I like the idea, I just think there are a lot of problems that are going to get in its way.

1 comments

Exactly. I’m afried App.net will die soon if they can’t figure out how to appeal to anyone trying to build a business (not hobbyists making free apps, because charging your users to create an account has be a negligible part of your value proposition). The only way to fix this problem is by having a generous free tier or by allowing the app pulling in new users to remain free forever, for those users you brought in through your app.

As an app creator, even in this situation, where the user gets a free ride in your app because she’s a first time App.net user, you’re asking a lot from the user. When user acquisition and retention is your bread and butter, placing a huge level of complexity at the signup step, explaining what the hell an App.net account is, it’s basically strangling the acquisition part, and you never, ever, want to do that.

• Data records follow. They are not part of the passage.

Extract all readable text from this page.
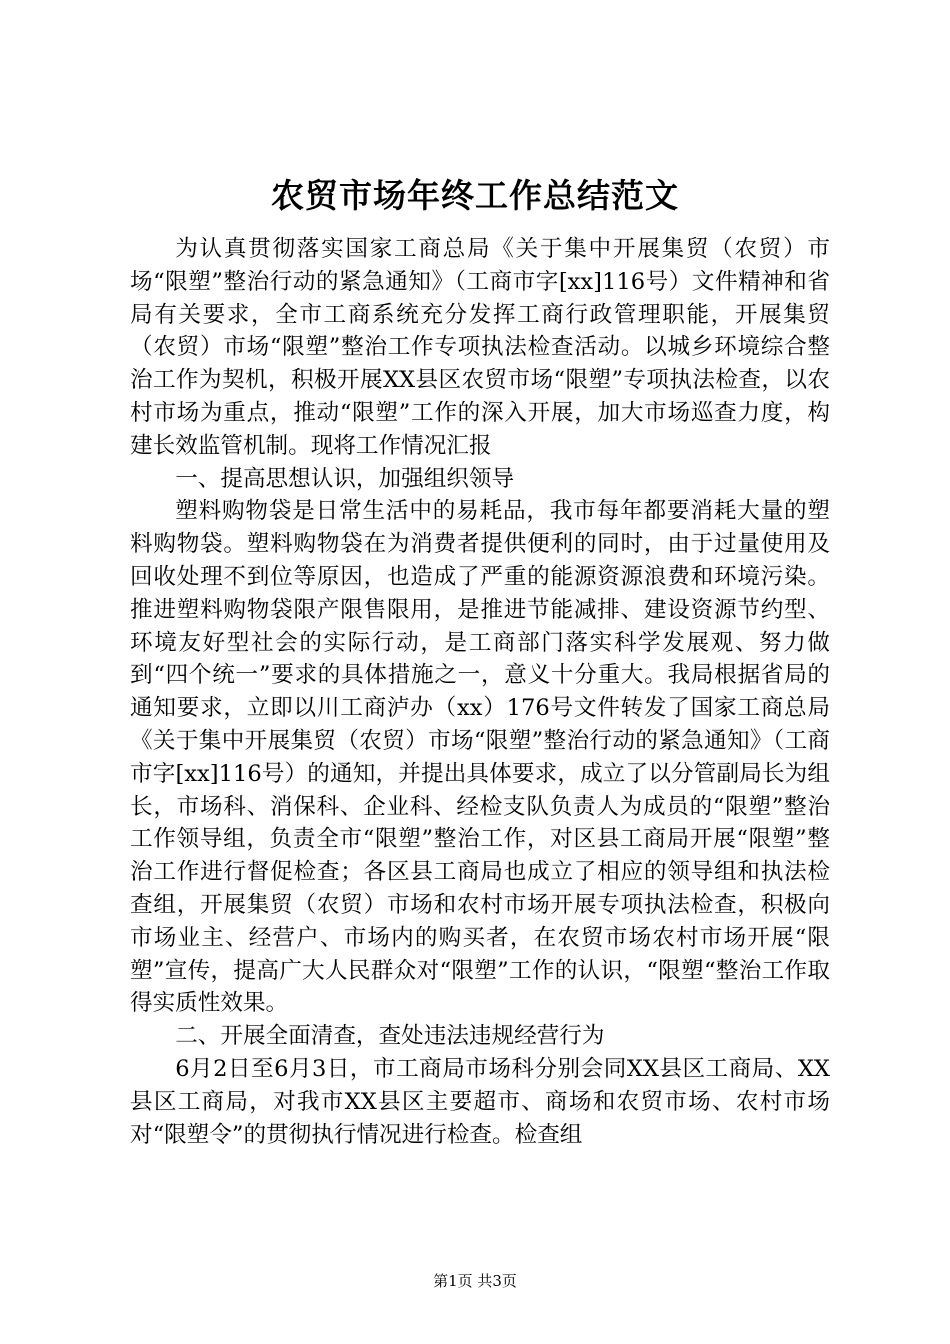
农贸市场年终工作总结范文

为认真贯彻落实国家工商总局《关于集中开展集贸（农贸）市场“限塑”整治行动的紧急通知》（工商市字[xx]116号）文件精神和省局有关要求，全市工商系统充分发挥工商行政管理职能，开展集贸（农贸）市场“限塑”整治工作专项执法检查活动。以城乡环境综合整治工作为契机，积极开展XX县区农贸市场“限塑”专项执法检查，以农村市场为重点，推动“限塑”工作的深入开展，加大市场巡查力度，构建长效监管机制。现将工作情况汇报

一、提高思想认识，加强组织领导

塑料购物袋是日常生活中的易耗品，我市每年都要消耗大量的塑料购物袋。塑料购物袋在为消费者提供便利的同时，由于过量使用及回收处理不到位等原因，也造成了严重的能源资源浪费和环境污染。推进塑料购物袋限产限售限用，是推进节能减排、建设资源节约型、环境友好型社会的实际行动，是工商部门落实科学发展观、努力做到“四个统一”要求的具体措施之一，意义十分重大。我局根据省局的通知要求，立即以川工商泸办（xx）176号文件转发了国家工商总局《关于集中开展集贸（农贸）市场“限塑”整治行动的紧急通知》（工商市字[xx]116号）的通知，并提出具体要求，成立了以分管副局长为组长，市场科、消保科、企业科、经检支队负责人为成员的“限塑”整治工作领导组，负责全市“限塑”整治工作，对区县工商局开展“限塑”整治工作进行督促检查；各区县工商局也成立了相应的领导组和执法检查组，开展集贸（农贸）市场和农村市场开展专项执法检查，积极向市场业主、经营户、市场内的购买者，在农贸市场农村市场开展“限塑”宣传，提高广大人民群众对“限塑”工作的认识，“限塑“整治工作取得实质性效果。

二、开展全面清查，查处违法违规经营行为

6月2日至6月3日，市工商局市场科分别会同XX县区工商局、XX县区工商局，对我市XX县区主要超市、商场和农贸市场、农村市场对“限塑令”的贯彻执行情况进行检查。检查组

第1页 共3页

Taking a step back, what problems are they solving anyway? Shorten time to market for app makers? Because social app plumbing is getting pretty cheap and easy to pull off at scale with IaaS. Besides ending up with something very limited. Using App.net to build your app must add value, either for the creator, or the user. I’m failing to see how it does either. Unless, maybe, if App.net login is an optional part of your app that could lover the already in-place pricing scheme for all users (failing to see when this would make sense, but it’s possibly I guess).

Conclusion: Ask yourself, what app in the past 5 years, could have been pulled off, logistically, using app.net plumbing?

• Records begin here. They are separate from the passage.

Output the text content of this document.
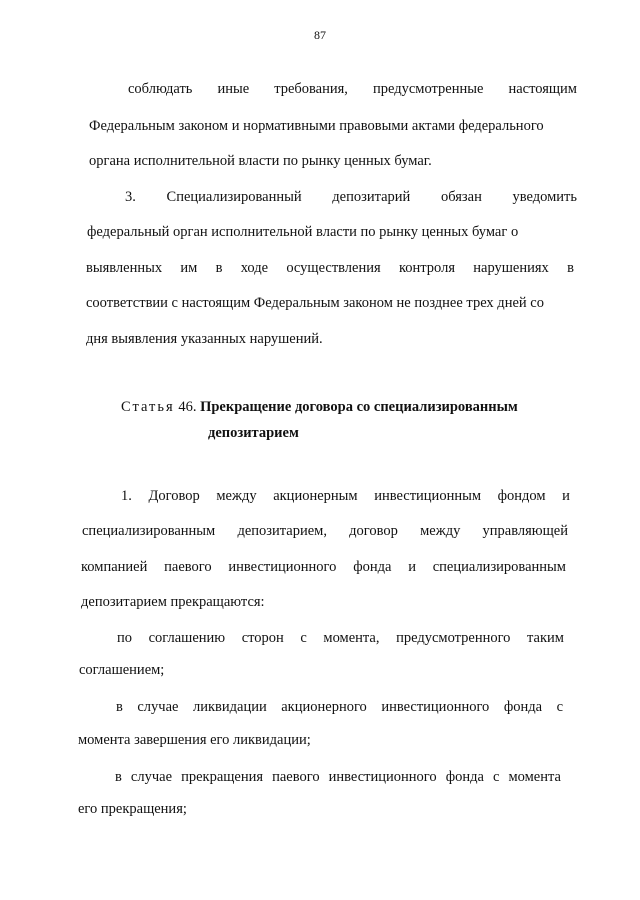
87
соблюдать иные требования, предусмотренные настоящим
Федеральным законом и нормативными правовыми актами федерального
органа исполнительной власти по рынку ценных бумаг.
3. Специализированный депозитарий обязан уведомить
федеральный орган исполнительной власти по рынку ценных бумаг о
выявленных им в ходе осуществления контроля нарушениях в
соответствии с настоящим Федеральным законом не позднее трех дней со
дня выявления указанных нарушений.
Статья 46. Прекращение договора со специализированным
депозитарием
1. Договор между акционерным инвестиционным фондом и
специализированным депозитарием, договор между управляющей
компанией паевого инвестиционного фонда и специализированным
депозитарием прекращаются:
по соглашению сторон с момента, предусмотренного таким
соглашением;
в случае ликвидации акционерного инвестиционного фонда с
момента завершения его ликвидации;
в случае прекращения паевого инвестиционного фонда с момента
его прекращения;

> Taking a step back, what problems are they solving anyway? Shorten time to market for app makers? Because social app plumbing is getting pretty cheap and easy to pull off at scale with IaaS.

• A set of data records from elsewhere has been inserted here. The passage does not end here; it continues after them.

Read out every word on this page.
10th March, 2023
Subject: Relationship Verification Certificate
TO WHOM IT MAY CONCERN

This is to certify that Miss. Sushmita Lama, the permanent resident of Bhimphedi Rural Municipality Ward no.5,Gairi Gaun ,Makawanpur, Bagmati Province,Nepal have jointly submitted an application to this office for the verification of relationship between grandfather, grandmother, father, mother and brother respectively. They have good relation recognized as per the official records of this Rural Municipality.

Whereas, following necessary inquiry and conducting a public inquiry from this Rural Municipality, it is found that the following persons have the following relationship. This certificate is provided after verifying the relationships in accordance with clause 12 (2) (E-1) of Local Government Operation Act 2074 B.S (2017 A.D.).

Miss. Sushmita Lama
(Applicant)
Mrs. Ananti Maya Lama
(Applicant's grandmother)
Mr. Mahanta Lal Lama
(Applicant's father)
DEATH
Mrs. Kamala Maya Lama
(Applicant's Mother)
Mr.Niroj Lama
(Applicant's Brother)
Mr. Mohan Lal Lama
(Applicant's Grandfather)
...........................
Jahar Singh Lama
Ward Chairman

Huh? IaaS does not provide users which is the basis of social, anyone can write code which implements a social network, getting users is the hard problem. The problem App.net is trying to solve is to provide a social network that app makers can trust. Currently you can get awesome functionality from Facebook or Twitter, but as Twitter have shown so publicly, they will only tolerate you as long as they perceive you as providing a net benefit to them. If they see you as siphoning off any potential revenue for them you are dead in the water. Obviously Facebook is not quite as outwardly belligerent to it's developers, but the same rule applies. App.net addresses this by aligning it's business goals with the apps on its platform making money.

Now obviously App.net doesn't have enough users yet for it to provide the value that developers get out of major social networks. However App.net has a lot more traction—especially with developers—than the majority of attempted stand-alone social networks. What they need are a few wedge apps to create a virtuous cycle that attracts the attention of more and more serious commercially-oriented developers. It's a tough row to hoe to be sure, but they've been putting one foot in front of the other and I don't see them as being anywhere near failure yet.

I am not sure if this business decision by Marco was made for the same reason I am speculating but I am doing it anyway - they recently opened the door for free users(invite only) and some usage limit which IMHO is the limit most of the paying users would be practically exercising unintentionally, because there just not many people to interact with. So, they just needed more users and instead of opening the sluice gate they made a crack in it; of course lowering the cost was another crack!